Angie Dickinson, en quadra délaissée par son homme qui pour ne rien arranger lui fait l’amour comme une brèle, trouve là le rôle de sa vie : elle se met littéralement à nue et, tel une jeune pucelle, on se laisse emporter par sa quête du frisson sexuel (c’est dire si on est convaincu par son interprétation !).


Michael Caine est mémorable dans son rôle de psychiatre trouble dont on ne sait quoi penser tant son sourire est aussi rassurant que celui de John Lithgow dans Blow Out.  



Nancy Allen insuffle une sensualité affriolante à son personnage de prostituée au grand cœur (on ne remerciera jamais assez De Palma d’avoir mis en avant celle qui fut sa femme durant un temps et qui, grâce à son visage digne d’une poupée et son corps affolant, nous a mis en émoi lors de notre éveil à la puberté).


Keith Gordon, le fils Dickinson dans le film, interprète un petit génie de l’électronique avec ferveur plutôt flippante (d’ailleurs ce diable de John Carpenter ne s’y trompera pas lorsqu’il l’engagerapour Christine pour incarner l’ado possédé par l’esprit de la voiture maléfique) et Dennis Franz joue l’inspecteur teigneux avec son talent habituel.
En somme, tous ces personnages présentent des névroses ou des fêlures qui enrichissent leur caractère et les rendent donc passionnants.
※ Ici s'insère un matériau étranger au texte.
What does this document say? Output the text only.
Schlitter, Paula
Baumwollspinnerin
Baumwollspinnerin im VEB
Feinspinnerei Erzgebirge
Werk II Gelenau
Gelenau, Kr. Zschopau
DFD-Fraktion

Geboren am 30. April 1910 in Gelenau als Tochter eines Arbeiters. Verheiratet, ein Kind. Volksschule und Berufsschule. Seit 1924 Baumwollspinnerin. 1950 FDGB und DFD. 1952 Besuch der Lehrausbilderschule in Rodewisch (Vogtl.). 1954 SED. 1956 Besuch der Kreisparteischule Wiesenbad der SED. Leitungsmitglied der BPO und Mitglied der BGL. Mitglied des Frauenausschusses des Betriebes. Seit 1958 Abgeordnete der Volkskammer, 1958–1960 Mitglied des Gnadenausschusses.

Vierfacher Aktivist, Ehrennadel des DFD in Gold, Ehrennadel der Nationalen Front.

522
Spectacle total aussi baroque qu’angoissant, Dressed to Kill, nous embarque dans ses péripéties retorses qui nous secouent durablement et nous plongent dans les tréfonds les moins reluisants de la psyché humaine. Avec sa pièce maîtresse Blow Out (qui vous laisse totalement démuni et dégoûté lors de son final tétanisant) et le moins « sérieux » Body Double (qui nous en met plein la vue et qui a un postulat de départ similaire à celui de Fenêtres sur cour),  De Palma récidivera avec panache dans le registre de l’angoisse la plus viscérale. Veine qu’il avait largement explorée auparavant avec Sœurs de sang, Carrie et Furie et qui nous montre, sans conteste possible qu’il est le Roi de la perversion sur pellicule.